Originally Posted By: ToyotaNSaturn
DSL is mostly a dead-end technology with most larger players positioning DSL in the background of their service offerings, so don't expect them to invest much in the way of time or money to fix DSL issues such as these. AT&T's "solution" was to go with U-Verse. For me, as a DirecTV subscriber, that's a non-option. We took the gamble with Charter cable, much better speed and far fewer offline times, vastly better.
Look for a different provider if you can, you'll be glad you did.
Depends on the provider. BELL is leveraging VDSL2 up here as part of their "fibe" package for example. They've upgraded and increased the number of remotes around, decreasing the distance between the client and the remote, and installing fibre feeds to all the remotes.
Our local cable provider, Cogeco, has caps on their service, and while they offer up to 50Mbit, the upstream bandwidth still blows.
On the other hand, I'm using a local provider who has both cable AND xDSL, depending on where you live. They have no caps, their own dedicated fibre backbone and we use their VDSL2 service for a number of our locations. I have them at home and am on 24/4 VDSL2, which has been nothing but incredibly reliable. We have 58/58 VDSL2 at another one of our locations through them and we've never had an outage.

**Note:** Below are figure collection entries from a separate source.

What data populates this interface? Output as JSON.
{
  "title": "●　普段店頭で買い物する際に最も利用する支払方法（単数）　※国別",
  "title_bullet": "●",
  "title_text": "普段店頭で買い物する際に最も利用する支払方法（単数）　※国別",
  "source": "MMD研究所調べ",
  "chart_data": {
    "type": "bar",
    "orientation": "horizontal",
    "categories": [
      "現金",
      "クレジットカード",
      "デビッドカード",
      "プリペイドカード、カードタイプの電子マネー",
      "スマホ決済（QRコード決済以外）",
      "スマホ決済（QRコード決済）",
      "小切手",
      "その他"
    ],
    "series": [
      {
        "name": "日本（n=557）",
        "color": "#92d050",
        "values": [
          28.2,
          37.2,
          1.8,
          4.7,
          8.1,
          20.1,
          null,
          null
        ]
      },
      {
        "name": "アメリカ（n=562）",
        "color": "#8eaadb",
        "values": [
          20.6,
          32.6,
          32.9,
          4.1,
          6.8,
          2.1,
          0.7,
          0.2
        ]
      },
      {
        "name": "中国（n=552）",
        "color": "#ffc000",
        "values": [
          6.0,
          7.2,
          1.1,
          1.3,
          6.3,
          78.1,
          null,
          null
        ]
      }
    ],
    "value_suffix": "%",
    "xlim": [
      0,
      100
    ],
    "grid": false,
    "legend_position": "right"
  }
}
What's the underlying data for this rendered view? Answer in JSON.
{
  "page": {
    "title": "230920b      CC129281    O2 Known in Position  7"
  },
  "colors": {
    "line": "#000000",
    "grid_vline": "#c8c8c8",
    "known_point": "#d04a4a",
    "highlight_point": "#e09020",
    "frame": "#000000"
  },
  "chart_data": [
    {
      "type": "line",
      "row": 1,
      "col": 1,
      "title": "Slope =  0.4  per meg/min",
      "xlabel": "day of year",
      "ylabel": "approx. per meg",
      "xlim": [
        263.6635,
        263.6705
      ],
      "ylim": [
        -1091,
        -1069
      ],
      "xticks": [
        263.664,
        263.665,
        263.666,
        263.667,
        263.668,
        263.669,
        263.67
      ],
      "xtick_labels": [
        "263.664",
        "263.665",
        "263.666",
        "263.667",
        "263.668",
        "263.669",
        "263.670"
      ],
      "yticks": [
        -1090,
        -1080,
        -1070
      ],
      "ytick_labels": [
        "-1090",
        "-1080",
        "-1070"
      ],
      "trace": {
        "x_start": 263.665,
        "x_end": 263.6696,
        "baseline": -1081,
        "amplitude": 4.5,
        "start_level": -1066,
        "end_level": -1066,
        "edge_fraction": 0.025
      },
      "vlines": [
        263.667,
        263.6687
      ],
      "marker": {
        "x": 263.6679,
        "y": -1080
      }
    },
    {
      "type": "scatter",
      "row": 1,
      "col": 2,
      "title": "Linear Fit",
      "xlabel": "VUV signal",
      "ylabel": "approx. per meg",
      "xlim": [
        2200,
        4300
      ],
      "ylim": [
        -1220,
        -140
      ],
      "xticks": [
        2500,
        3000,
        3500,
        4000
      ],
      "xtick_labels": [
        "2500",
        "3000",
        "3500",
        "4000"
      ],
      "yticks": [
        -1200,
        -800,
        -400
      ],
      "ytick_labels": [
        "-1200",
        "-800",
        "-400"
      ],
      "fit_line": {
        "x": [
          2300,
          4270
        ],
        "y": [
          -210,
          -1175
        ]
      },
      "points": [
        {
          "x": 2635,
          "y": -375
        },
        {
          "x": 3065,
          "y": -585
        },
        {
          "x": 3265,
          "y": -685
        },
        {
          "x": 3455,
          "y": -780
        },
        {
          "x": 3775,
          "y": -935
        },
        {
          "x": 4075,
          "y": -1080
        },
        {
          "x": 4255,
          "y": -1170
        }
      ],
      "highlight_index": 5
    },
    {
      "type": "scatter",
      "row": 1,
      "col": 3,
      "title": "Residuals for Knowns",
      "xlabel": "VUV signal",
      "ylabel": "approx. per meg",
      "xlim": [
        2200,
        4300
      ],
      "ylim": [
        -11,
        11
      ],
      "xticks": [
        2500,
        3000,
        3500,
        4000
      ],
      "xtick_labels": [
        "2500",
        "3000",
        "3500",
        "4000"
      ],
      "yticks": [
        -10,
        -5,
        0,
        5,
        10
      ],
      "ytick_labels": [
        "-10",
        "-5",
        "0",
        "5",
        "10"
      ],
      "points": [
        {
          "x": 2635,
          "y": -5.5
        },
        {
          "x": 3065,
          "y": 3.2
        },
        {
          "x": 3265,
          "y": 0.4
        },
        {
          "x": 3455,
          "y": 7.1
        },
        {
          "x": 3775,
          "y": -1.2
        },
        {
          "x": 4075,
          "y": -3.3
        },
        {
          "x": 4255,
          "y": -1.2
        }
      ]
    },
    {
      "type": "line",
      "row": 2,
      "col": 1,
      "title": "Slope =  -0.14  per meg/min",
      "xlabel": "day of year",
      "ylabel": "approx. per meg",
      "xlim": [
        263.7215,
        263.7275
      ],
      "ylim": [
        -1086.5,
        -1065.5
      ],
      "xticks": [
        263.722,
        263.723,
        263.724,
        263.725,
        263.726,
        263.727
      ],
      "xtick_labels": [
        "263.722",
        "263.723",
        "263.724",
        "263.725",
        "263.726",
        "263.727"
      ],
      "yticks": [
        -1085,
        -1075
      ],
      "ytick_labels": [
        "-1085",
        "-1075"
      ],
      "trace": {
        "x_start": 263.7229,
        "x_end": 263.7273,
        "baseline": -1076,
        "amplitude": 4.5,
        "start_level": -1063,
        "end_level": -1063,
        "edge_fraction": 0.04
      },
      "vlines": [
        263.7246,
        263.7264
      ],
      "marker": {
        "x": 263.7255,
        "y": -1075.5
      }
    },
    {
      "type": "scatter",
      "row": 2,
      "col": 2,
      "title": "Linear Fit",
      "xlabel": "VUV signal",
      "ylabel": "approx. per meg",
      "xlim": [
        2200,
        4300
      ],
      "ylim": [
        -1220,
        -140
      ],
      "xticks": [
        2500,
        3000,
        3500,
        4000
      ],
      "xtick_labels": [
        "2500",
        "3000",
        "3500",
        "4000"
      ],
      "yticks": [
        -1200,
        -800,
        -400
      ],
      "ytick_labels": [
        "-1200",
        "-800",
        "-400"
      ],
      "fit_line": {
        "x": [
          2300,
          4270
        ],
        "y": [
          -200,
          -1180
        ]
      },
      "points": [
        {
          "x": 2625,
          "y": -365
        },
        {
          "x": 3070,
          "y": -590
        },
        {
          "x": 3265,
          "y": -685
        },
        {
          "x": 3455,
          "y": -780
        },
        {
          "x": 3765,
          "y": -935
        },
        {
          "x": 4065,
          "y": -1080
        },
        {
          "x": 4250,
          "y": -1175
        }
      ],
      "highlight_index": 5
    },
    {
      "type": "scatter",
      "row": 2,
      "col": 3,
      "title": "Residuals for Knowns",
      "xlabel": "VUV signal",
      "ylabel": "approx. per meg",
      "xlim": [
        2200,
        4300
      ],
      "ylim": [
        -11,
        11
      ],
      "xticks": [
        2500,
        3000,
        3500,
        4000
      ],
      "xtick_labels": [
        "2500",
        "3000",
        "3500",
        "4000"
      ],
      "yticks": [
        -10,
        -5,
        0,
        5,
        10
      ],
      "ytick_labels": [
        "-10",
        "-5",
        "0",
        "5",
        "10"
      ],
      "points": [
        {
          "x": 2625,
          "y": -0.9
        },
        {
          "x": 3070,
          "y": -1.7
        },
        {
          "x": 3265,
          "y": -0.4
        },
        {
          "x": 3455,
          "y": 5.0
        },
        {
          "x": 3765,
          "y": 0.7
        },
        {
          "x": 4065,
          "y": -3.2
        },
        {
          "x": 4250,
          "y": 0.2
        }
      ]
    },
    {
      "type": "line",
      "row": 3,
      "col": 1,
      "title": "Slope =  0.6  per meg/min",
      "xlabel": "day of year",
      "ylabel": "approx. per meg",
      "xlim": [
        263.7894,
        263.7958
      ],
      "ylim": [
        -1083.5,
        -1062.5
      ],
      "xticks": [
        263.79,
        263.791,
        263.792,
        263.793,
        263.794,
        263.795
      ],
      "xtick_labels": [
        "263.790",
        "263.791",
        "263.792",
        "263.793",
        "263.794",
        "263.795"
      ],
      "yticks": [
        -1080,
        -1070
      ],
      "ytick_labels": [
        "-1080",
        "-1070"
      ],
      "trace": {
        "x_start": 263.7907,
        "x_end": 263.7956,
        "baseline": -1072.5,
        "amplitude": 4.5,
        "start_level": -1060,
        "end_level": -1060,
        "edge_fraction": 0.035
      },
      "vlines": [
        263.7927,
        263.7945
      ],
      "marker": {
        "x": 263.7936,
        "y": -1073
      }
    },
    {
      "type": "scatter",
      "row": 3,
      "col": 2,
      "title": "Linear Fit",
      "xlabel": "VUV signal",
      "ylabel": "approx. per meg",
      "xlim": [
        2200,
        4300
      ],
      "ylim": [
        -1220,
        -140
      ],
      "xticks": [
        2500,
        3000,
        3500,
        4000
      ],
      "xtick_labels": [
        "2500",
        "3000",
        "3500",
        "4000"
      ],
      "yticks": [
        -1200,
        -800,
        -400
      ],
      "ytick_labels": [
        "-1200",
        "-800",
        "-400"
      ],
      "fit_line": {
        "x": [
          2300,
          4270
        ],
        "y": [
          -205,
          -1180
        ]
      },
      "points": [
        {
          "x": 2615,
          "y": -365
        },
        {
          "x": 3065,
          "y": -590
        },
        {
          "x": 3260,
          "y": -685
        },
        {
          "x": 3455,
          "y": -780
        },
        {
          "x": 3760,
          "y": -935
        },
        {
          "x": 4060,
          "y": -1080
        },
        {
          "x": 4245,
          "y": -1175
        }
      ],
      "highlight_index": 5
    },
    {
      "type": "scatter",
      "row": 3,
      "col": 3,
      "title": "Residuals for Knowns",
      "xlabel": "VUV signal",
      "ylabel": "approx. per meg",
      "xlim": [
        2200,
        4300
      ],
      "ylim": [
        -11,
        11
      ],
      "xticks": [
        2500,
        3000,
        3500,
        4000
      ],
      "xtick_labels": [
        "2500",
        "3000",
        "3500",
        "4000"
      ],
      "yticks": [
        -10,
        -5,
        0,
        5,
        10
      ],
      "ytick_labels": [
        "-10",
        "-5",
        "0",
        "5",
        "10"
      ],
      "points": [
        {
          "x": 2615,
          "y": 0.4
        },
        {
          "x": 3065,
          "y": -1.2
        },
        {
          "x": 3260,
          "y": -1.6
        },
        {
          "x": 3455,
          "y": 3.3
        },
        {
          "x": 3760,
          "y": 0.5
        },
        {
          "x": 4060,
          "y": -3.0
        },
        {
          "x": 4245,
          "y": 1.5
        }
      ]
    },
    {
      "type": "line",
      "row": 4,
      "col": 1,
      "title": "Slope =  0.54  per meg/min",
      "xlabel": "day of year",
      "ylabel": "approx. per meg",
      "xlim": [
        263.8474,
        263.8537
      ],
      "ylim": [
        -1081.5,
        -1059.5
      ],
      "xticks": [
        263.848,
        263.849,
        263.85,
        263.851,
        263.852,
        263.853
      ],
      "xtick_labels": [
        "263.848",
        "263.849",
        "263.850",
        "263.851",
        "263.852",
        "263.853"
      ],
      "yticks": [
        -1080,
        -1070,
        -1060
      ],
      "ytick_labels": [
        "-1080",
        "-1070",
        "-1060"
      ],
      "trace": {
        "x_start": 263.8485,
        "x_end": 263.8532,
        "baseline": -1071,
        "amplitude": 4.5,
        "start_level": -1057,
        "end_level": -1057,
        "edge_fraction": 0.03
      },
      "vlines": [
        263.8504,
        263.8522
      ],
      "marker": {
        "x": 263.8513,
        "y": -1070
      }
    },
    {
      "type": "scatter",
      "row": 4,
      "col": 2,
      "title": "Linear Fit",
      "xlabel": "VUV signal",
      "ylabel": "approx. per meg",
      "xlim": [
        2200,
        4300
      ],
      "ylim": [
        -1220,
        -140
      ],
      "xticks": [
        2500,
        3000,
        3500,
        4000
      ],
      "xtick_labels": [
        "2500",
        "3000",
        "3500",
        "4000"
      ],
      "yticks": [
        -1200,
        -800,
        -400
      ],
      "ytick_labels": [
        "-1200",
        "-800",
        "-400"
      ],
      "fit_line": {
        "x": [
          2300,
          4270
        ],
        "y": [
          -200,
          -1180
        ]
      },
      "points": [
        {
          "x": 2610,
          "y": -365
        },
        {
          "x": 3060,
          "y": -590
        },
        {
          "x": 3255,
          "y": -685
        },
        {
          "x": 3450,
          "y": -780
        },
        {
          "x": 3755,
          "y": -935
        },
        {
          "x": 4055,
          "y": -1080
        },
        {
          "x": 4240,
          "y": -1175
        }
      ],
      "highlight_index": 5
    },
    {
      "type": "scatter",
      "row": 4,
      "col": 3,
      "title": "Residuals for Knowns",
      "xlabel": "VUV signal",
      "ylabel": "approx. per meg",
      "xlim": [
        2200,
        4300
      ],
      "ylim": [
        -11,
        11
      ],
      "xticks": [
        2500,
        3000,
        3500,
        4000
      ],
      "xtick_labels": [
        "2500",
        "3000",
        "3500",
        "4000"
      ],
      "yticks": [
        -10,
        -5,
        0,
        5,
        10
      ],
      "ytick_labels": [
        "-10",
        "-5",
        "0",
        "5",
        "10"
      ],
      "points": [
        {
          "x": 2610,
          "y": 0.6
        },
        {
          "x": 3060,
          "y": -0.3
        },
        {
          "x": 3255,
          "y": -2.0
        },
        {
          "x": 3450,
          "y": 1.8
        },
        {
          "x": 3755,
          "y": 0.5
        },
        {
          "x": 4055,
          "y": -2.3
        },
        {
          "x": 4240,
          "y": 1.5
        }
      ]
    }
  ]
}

My main gripe with DSL providers is that, as you mentioned, it is often treated as a dead-end technology (even given the capability of VDSL2, it is incredibly distance dependant, unlike cable) and the antique phone lines are poorly maintained in some areas leading to poor sync speeds, unstable connections and frustrated users.
The other fork of this is that there is little focus put on ensuring that the loop length/load is kept as short as it can be with a proper on-premises DSL splitter to isolate the building lines/phones/loads from the DSL service. This, coupled with cheap modems (which exasperates the issue, as they are often unstable, lose sync, hard lock...etc) results in a less than wonderful DSL experience for the end user.
I don't think the technology is dead-end. But I think the way it is being treated by ISP's is going to result in its use declining further and further, and advancements to allow greater performance, like what BELL is doing up here, are not going to be seen.